Veterans Want To Hear Old Pt Boat Howl
PORTLAND - Al McCready never liked PT boats when he served on them. Now he's part of an effort to restore one of the World War II torpedo boats to its original condition.
Over the next two years, a group of PT-boat veterans will refit PT 658 as it rests in a steel cradle on a barge at the Naval Reserve Training Center dock in Portland.
When they do, the 658 will be one of the world's only operational PT boats.
McCready is spokesman for the group Save the PT Boat Inc., whose membership includes about half the 300 or so PT-boat veterans in Oregon and Washington.
"When I was on them I hated them. Thought I was going to get killed," he said. "But in retrospect, when we were doing 40 knots on a calm sea and throwing a rooster tail, that was something to see.
"And there's something about the sound of those engines. When those Packards howl, you've never heard anything like it. We all want to hear that sound again before we go. It's as simple as that."
There are about 8,000 retired PT boaters in the United States, said Clair Brown, a retired Navy reserve captain and president of Save the PT Boat.
"Some say they have RVs and want to know when to show up," she said.
Privately owned, the 658 has rotted in San Francisco Bay near Oakland, Calif., since 1945. The PT-boat group began negotiating to get it in May 1992, said vice president John Akin.
The late owner's son eventually donated it to the PT boat group. It arrived in Portland recently from temporary storage in Tacoma.
PT 658 exists because, as one of the last made, it never got overseas.
After the war, Higgins and Elco, the firms that made PT boats for the U.S. and Royal navies, persuaded the U.S. Navy to leave the roughly 700 boats overseas. As war surplus they glutted the market as cheap yachts, were given to U.S. allies China and Russia, or were burned.
Retired Navy captain Harry Wiedmaier was a seaman 2nd class when he was modifying or burning PT boats in Inchon Harbor in 1946. Now he's making up for it now with PT 658.

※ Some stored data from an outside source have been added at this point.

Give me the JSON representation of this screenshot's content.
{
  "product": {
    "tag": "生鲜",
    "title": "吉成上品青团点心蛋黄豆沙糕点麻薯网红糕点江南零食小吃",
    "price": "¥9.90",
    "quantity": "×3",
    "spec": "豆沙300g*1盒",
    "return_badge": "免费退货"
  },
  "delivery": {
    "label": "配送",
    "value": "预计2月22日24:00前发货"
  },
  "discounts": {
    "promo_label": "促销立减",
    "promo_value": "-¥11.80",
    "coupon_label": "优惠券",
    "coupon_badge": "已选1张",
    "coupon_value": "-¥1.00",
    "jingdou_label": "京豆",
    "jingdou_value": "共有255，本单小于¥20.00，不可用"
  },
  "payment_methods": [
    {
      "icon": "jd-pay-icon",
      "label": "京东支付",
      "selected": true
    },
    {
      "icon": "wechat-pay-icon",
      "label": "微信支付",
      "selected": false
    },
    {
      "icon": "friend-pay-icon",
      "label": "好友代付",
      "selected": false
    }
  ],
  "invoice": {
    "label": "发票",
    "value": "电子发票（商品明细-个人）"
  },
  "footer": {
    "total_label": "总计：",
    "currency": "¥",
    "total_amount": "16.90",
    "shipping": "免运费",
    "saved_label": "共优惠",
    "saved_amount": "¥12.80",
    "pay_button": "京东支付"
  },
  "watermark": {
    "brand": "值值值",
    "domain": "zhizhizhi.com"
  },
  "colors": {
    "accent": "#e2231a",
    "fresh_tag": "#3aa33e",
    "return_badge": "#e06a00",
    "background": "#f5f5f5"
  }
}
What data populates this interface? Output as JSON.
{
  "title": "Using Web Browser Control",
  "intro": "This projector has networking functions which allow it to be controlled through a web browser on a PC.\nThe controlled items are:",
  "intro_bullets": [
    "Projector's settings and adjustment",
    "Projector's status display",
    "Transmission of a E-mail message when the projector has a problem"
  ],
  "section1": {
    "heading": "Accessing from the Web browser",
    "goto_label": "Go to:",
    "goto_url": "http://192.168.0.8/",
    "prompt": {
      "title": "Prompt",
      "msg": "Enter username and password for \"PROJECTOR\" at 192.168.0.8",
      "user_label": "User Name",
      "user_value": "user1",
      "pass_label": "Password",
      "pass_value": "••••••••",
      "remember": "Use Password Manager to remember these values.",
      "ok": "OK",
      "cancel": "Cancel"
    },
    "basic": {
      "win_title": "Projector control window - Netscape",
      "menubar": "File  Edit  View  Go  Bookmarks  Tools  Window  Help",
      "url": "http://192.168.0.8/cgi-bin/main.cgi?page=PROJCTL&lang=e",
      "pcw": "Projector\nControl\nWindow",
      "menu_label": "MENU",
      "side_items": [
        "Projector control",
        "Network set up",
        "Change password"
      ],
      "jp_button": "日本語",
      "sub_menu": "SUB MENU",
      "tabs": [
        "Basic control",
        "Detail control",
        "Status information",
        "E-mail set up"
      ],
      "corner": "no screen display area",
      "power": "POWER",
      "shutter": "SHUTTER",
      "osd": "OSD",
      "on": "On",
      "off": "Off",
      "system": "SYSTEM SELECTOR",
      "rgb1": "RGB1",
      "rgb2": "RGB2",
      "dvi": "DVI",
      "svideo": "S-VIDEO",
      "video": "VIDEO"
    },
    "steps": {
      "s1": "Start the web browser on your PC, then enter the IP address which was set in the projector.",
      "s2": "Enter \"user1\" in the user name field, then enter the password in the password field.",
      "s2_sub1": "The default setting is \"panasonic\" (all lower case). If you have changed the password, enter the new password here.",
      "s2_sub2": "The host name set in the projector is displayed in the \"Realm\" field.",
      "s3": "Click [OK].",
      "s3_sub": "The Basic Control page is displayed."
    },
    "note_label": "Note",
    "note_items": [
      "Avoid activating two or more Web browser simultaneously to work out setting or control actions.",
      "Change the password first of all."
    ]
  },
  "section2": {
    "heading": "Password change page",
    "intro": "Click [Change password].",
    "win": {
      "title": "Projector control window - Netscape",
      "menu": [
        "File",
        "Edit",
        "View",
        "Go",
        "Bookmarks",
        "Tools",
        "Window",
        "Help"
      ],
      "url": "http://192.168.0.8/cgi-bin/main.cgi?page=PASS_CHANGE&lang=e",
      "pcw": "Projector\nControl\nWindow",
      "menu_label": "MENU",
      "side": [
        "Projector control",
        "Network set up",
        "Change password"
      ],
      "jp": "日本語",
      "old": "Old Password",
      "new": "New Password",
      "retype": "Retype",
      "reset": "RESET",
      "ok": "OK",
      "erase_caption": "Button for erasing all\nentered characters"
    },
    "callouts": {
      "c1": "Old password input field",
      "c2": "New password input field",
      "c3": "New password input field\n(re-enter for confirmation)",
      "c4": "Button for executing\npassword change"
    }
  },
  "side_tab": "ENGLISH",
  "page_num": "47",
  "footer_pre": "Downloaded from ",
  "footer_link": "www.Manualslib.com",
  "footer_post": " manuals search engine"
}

Armament and other equipment are being salvaged from a PT boat far beyond repair at the Oregon Military Museum at Camp Withycombe.
Akin said the goal is to have PT 658 in the water in time for the 1996 national PT Veterans Association convention in Portland.
------------------------- SOME FACTS ABOUT PT BOATS ------------------------- -- What is it? A PT Boat is a 55-ton Patrol Torpedo boat made of wood. Elco, Higgins and Huckins made some 700 PT boats for the U.S. Navy, about 100 more for Allied navies. Too small to name officially, they went by hull number. John F. Kennedy served on PT 109. -- Dimensions: Length, 77, 78 and 80 feet; Beam, average 21 feet; Draft, 4 1/2 feet. -- Speed: 45 knots (51.75 mph) in ideal conditions. Armament: Four torpedoes, two twin 50-caliber machine guns. By 1945 most boats had added two 20mm cannons, a 37mm cannon on the bow and a 40mm Bofors cannon on the stern. Guns used often, torpedoes rarely. -- Crew: Two officers, 12 to 18 enlisted. -- Working area: Mostly the Pacific from Guadalcanal to the Philippines, attacking supply barges and patrolling destroyers.